Guiding Documents
The Comprehensive Land Use Plan, Imagine Duluth 2035, was adopted in 2016. An update to the 2006 Comprehensive Land Use Plan, it is a policy document that describes the 20-year vision for the city. It is also the foundation upon which Duluth’s regulatory tools (zoning, subdivision, shoreland, floodplain, and other ordinances), and capital improvement program rest.
- Imagine Duluth 2035
- Executive Summary
- Background
- Community Engagement
- Governing Principles
- Economic Development
- Energy & Conservation
- Housing
- Open Space
- Transportation
- Land Use
- General Development
- Transformative Opportunities
- Metrics & Measurements
- Appendices
- Community Survey Results
- Health in All Policies Survey results
- Youth Engagement Results
- Irving Fairmount Brownfields
- Imagine Canal Park Summary
The Consolidated Plan is a five year planning document. It lays out the goals for the City of Duluth’s Community Development program. Based on a collaborative process involving community members and local organizations, the City establishes a unified vision for effective, coordinated neighborhood and community development strategies. The current Consolidated Plan outlines the community’s goals and objectives for 2015 through 2019.
The 10 Year Plan to End Homelessness embraces the shift from managing homelessness to ending it. According to recent research, successful Ten-Year Plans require both "closing the front door" by preventing future homelessness, and "opening the back door" by offering new housing options that accept the homeless as they are.

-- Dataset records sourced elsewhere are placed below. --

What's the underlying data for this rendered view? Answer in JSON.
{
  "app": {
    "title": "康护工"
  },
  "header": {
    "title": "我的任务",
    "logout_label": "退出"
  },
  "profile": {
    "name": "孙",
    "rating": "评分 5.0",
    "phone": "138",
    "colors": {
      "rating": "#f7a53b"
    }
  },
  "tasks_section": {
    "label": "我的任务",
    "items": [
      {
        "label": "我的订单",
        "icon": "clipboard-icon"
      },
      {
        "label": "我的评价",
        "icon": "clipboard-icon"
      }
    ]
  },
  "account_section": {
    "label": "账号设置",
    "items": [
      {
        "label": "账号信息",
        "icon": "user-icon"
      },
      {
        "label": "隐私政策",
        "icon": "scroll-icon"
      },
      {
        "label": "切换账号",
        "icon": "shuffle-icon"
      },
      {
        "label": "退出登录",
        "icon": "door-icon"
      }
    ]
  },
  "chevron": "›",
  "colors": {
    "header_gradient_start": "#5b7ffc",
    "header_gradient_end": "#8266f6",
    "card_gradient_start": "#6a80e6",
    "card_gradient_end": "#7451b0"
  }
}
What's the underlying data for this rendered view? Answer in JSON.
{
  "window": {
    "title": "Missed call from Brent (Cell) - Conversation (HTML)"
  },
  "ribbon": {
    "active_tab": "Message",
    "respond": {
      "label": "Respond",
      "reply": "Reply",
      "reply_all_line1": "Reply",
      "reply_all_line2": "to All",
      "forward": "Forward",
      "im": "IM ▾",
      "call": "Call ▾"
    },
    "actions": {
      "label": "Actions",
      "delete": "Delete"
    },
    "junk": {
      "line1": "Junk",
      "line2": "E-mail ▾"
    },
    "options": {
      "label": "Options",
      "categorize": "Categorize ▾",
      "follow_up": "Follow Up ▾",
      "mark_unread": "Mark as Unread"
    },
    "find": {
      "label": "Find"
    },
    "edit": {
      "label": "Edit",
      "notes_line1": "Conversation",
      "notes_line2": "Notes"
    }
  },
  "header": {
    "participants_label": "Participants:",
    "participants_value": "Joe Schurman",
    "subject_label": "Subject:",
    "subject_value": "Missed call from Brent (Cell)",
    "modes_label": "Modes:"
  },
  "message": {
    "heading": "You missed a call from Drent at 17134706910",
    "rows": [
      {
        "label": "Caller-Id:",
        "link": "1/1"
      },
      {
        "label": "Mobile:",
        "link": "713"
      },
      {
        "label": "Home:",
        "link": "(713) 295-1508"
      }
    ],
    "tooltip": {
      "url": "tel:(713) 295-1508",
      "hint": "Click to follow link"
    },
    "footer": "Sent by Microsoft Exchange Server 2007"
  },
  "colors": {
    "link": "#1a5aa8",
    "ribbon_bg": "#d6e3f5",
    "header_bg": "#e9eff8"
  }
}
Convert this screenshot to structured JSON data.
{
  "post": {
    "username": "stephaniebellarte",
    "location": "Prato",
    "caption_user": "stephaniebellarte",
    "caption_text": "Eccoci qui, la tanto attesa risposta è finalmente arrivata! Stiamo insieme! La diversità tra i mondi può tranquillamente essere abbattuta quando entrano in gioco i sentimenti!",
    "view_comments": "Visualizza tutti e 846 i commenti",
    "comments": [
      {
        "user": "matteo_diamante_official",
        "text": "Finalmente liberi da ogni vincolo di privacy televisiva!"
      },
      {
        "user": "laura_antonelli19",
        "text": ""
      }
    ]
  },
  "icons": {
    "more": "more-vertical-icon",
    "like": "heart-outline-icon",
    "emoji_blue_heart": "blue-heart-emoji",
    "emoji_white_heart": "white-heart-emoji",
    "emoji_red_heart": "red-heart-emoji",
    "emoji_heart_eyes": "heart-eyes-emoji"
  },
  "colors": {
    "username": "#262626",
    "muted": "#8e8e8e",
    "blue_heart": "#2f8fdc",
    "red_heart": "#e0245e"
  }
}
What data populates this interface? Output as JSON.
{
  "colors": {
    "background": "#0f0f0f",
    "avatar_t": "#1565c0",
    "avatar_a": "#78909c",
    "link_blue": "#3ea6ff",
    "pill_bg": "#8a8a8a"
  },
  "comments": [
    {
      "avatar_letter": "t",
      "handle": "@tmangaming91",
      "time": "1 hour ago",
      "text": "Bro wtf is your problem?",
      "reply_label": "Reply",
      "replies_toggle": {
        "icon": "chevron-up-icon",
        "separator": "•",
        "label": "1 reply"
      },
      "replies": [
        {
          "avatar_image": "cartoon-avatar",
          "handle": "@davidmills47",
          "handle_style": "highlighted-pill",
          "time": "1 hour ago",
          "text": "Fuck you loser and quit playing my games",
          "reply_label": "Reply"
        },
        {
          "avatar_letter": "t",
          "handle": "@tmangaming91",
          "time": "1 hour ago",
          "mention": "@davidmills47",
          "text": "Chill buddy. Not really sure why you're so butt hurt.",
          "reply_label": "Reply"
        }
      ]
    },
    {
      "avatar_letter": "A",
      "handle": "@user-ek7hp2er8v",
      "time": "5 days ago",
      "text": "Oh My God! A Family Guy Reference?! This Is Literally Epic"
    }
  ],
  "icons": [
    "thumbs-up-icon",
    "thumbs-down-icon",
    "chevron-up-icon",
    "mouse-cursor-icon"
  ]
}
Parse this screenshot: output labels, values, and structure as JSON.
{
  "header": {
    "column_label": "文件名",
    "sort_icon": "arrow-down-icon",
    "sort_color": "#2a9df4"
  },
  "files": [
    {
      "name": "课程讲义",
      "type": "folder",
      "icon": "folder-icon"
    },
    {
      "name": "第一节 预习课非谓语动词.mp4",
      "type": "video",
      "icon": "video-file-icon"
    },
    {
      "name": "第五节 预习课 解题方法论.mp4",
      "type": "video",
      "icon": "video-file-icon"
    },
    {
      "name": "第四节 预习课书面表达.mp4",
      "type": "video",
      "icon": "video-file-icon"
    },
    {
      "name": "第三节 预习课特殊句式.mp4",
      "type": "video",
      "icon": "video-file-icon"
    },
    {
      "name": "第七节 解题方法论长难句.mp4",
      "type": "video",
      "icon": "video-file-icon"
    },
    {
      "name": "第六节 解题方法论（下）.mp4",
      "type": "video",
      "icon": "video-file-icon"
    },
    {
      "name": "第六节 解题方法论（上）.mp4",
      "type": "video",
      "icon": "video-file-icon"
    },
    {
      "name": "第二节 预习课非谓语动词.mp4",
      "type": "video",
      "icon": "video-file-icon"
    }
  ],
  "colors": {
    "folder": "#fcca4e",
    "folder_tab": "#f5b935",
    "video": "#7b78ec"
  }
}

Annual Action Plans outline how the City plans to strategically invest federal resources to meet current challenges for low-to moderate-income people. The Plan also highlights how this year's funding will address a portion of the five-year Consolidated Plan goals.
The Citizens Participation Plan serves as a guidelines and procedures to address citizen participation requirements under the Consolidated Plan and the Department of Housing and Urban Development programs.
The CAPER is a document that outlines annual accomplishments in community development and housing.